I installed freeBSD FreeBSD 8.2 on my server. I have got the ports collections that was downloaded during initial installation. I have freeradius version 2.1.10 and older version 1.1.8 in ports collection of freebsd FreeBSD 8.2 version that was downloaded during initial installation. Due to some missing libraries and different issues I want to get latest freeradius 2.1.12 in my freebsd FreeBSD machine. What is the good way to download just freeradius 2.1.12 compiled port under /usr/ports/net just like other existing freeradius so that I can just do *make install* to install it? I don't see this version freebsd FreeBSD port on site: ftp://ftp.freebsd.org/pub/FreeBSD/ports/i386/packages-8.2-release/Latest. Will it be problem if I download and install freeradius 2.1.12 in freebsd FreeBSD 8.2, will it be supported? If I can download, which is the best site/way to go and download it to install?
Again, I just want to download and install one port, don't want to update whole ports.

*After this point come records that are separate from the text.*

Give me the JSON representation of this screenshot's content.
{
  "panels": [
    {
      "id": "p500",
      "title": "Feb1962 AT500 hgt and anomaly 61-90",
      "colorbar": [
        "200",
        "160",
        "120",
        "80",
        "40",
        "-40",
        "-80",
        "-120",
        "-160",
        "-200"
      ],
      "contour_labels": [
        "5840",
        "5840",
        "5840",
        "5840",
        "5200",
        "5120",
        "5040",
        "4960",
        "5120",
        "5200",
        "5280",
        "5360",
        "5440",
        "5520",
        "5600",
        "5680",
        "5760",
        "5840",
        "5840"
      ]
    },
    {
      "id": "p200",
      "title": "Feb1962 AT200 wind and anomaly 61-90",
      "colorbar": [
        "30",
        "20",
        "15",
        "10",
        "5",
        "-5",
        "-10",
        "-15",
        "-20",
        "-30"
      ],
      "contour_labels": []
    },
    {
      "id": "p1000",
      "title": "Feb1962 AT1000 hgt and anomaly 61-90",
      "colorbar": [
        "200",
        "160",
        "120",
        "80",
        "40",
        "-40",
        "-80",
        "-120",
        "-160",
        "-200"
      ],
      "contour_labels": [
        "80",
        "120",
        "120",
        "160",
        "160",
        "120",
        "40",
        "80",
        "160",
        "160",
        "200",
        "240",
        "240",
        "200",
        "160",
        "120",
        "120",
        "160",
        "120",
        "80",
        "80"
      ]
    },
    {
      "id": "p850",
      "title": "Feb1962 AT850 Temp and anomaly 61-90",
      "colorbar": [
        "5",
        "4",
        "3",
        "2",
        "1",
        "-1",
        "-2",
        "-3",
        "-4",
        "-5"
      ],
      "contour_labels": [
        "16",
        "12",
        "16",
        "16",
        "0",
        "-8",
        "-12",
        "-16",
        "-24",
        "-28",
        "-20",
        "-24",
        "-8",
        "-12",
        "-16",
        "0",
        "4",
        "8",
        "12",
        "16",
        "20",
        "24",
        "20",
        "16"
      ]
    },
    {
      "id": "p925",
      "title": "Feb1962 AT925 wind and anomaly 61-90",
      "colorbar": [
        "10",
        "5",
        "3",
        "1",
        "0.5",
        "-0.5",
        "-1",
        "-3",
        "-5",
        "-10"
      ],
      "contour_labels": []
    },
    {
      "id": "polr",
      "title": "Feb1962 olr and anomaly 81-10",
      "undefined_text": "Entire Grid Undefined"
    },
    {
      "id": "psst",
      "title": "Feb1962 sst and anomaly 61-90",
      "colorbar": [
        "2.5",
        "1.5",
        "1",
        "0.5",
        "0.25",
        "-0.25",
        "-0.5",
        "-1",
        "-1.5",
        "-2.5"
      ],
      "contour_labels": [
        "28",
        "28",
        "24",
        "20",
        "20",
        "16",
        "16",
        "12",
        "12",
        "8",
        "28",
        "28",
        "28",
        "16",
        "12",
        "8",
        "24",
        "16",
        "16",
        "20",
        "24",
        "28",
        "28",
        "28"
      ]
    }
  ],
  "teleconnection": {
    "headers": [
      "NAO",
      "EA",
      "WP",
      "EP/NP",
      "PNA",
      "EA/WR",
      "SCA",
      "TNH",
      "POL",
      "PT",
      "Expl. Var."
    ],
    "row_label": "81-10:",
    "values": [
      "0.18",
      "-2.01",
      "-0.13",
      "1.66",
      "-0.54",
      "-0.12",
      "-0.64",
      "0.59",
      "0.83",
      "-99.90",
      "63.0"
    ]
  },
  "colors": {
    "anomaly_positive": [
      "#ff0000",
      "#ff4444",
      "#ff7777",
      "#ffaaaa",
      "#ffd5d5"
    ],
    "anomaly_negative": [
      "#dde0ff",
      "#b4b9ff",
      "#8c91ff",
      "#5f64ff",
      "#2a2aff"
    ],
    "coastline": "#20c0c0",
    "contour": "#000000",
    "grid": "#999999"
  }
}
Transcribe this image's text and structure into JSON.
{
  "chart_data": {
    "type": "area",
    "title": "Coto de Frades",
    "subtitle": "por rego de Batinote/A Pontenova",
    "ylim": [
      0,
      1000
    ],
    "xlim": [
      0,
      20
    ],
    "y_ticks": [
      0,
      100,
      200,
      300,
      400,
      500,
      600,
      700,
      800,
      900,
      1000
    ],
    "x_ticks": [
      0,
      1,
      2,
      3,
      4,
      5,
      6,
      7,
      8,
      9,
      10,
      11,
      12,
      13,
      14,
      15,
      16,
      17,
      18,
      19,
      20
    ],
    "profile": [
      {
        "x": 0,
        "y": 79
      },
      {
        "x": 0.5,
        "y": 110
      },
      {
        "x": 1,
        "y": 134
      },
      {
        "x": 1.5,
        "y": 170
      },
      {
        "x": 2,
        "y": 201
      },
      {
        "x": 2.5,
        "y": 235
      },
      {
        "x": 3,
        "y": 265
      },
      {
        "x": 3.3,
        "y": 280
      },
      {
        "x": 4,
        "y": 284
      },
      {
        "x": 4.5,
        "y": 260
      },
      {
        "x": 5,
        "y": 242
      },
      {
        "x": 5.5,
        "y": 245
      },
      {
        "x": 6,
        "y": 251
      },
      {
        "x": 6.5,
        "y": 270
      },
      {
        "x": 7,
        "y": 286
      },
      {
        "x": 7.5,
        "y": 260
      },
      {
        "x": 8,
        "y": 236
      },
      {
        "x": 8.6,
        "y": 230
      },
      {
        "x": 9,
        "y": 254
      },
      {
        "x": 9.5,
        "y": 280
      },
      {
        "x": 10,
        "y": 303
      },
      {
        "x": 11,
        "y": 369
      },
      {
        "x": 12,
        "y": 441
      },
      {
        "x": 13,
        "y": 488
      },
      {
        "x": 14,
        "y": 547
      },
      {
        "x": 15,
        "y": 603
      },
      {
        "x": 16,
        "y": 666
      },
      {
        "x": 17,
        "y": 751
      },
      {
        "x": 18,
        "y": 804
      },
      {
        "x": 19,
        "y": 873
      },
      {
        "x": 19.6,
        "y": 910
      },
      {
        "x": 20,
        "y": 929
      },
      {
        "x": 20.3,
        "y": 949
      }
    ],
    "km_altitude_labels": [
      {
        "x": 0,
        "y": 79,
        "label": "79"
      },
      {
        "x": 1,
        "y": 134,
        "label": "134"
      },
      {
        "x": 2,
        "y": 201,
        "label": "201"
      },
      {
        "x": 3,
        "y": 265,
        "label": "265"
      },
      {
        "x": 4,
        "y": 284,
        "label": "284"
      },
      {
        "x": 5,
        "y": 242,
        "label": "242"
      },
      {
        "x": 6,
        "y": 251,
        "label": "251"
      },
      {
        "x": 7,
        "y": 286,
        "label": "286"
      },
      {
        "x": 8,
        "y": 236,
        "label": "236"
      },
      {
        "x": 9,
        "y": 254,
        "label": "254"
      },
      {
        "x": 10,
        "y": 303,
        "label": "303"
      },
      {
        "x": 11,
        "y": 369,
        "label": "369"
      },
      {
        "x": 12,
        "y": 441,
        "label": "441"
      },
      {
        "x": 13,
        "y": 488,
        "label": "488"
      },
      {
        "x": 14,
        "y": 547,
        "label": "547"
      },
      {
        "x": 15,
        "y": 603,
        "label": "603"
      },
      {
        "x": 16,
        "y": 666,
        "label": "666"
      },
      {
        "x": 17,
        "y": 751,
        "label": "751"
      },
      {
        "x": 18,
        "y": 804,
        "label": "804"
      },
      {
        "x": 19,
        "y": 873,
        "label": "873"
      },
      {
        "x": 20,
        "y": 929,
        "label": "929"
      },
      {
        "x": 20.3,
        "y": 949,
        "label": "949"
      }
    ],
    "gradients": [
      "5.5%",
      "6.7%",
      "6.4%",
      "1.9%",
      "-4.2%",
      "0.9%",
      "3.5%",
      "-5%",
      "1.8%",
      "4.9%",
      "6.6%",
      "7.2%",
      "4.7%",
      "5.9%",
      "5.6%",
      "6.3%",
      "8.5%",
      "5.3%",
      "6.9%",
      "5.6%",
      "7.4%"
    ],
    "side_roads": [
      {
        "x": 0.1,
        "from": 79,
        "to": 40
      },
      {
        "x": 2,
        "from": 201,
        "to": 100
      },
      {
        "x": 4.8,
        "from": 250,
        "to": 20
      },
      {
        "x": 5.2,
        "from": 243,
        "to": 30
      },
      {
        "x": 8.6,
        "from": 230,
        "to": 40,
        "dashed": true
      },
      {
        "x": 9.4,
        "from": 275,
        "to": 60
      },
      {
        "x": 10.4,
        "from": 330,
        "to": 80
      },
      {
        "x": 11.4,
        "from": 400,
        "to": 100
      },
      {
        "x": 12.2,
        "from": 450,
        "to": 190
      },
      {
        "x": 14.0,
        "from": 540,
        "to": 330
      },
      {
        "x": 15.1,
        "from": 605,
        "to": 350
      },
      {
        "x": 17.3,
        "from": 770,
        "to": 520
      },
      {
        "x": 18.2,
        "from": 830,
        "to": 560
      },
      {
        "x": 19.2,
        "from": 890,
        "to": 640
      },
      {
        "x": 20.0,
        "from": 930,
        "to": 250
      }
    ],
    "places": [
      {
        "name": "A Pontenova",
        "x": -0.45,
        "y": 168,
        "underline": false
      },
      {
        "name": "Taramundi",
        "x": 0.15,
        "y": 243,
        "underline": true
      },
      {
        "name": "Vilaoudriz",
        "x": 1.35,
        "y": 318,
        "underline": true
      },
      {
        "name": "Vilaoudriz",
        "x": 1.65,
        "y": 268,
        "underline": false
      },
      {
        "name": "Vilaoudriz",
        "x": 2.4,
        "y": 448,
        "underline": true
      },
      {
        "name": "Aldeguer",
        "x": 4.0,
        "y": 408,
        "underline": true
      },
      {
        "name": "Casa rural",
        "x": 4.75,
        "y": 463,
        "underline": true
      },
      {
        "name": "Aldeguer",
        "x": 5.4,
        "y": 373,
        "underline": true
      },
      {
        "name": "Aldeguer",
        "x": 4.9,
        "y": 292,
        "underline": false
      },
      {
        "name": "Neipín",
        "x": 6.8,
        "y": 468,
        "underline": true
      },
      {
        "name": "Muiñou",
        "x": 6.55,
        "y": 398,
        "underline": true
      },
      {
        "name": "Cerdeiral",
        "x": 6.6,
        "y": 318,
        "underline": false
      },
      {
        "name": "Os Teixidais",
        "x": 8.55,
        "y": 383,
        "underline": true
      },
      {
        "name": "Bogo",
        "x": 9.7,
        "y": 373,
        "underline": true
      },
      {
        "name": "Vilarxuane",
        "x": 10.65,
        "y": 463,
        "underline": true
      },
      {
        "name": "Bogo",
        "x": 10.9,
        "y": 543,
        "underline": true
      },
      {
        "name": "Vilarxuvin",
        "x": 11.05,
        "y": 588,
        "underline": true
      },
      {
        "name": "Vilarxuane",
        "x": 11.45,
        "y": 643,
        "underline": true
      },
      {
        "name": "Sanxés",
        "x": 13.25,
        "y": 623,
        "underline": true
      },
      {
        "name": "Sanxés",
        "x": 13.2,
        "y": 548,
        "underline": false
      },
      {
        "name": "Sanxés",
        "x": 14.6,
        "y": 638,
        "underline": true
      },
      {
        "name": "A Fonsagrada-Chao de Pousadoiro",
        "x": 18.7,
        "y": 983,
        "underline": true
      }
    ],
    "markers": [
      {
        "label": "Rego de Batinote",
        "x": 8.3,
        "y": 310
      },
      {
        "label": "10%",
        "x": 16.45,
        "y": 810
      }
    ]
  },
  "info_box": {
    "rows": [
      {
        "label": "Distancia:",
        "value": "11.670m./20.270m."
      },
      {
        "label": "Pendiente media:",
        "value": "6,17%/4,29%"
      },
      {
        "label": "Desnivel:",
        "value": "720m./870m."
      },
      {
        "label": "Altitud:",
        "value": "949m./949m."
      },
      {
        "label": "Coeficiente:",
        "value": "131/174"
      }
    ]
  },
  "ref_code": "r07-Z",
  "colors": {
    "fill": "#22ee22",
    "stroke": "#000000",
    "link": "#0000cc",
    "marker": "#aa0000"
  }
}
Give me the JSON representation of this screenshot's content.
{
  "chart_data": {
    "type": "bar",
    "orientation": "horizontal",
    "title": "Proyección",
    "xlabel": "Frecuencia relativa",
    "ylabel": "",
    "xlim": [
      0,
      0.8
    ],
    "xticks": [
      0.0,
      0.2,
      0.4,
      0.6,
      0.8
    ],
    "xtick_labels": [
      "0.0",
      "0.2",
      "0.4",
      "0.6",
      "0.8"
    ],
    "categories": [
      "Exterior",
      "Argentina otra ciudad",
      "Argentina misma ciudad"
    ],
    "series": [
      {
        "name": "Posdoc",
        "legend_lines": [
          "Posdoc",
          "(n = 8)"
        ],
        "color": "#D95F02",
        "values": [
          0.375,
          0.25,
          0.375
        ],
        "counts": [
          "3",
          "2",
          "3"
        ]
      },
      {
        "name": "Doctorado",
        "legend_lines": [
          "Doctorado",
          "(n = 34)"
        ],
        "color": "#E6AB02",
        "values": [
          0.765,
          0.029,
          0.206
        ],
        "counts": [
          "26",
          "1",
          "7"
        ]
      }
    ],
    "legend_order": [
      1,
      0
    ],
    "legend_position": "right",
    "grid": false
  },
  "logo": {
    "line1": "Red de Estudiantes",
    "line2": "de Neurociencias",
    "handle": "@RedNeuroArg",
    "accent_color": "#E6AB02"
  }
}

Sorry, If this is the simple question. It is the first time I am doing the port and I am already suffering so much from missing libraries. I want to make sure before I proceed. 

Thanks,


----------



## SirDice (Nov 30, 2011)

Update your ports tree and install net/freeradius2 (that's currently at 2.1.12).


----------



## suggestme (Nov 30, 2011)

SirDice, Thank you for the reply. Should I need to update my whole ports tree or just updating ports tree of /net works? I guess I need to use cvsup for this purpose. But just to make sure if I have to update whole port tree or just net which contains freeradius. Can you please suggest me what is best? I don't want to face any dependency or library issue further. Just want to get clear idea before doing this.


Thanks,


----------



## kpa (Nov 30, 2011)

You can't update just parts of the ports tree because the categories are not self contained, in other words ports in the net category have dependencies outside of it. In my opinion portsnap(8) is the easiest tool to keep the ports tree up to date. The initial checkout of the tree is done with `# portsnap fetch extract` and updates are fetched and installed with `# portsnap fetch update`.


----------



## suggestme (Dec 2, 2011)

I updated the whole port tree and FreeRadius-2.1.12 port is there inside net/freeradius2 as SirDice suggested. So, this issue is resolved.


Thanks


----------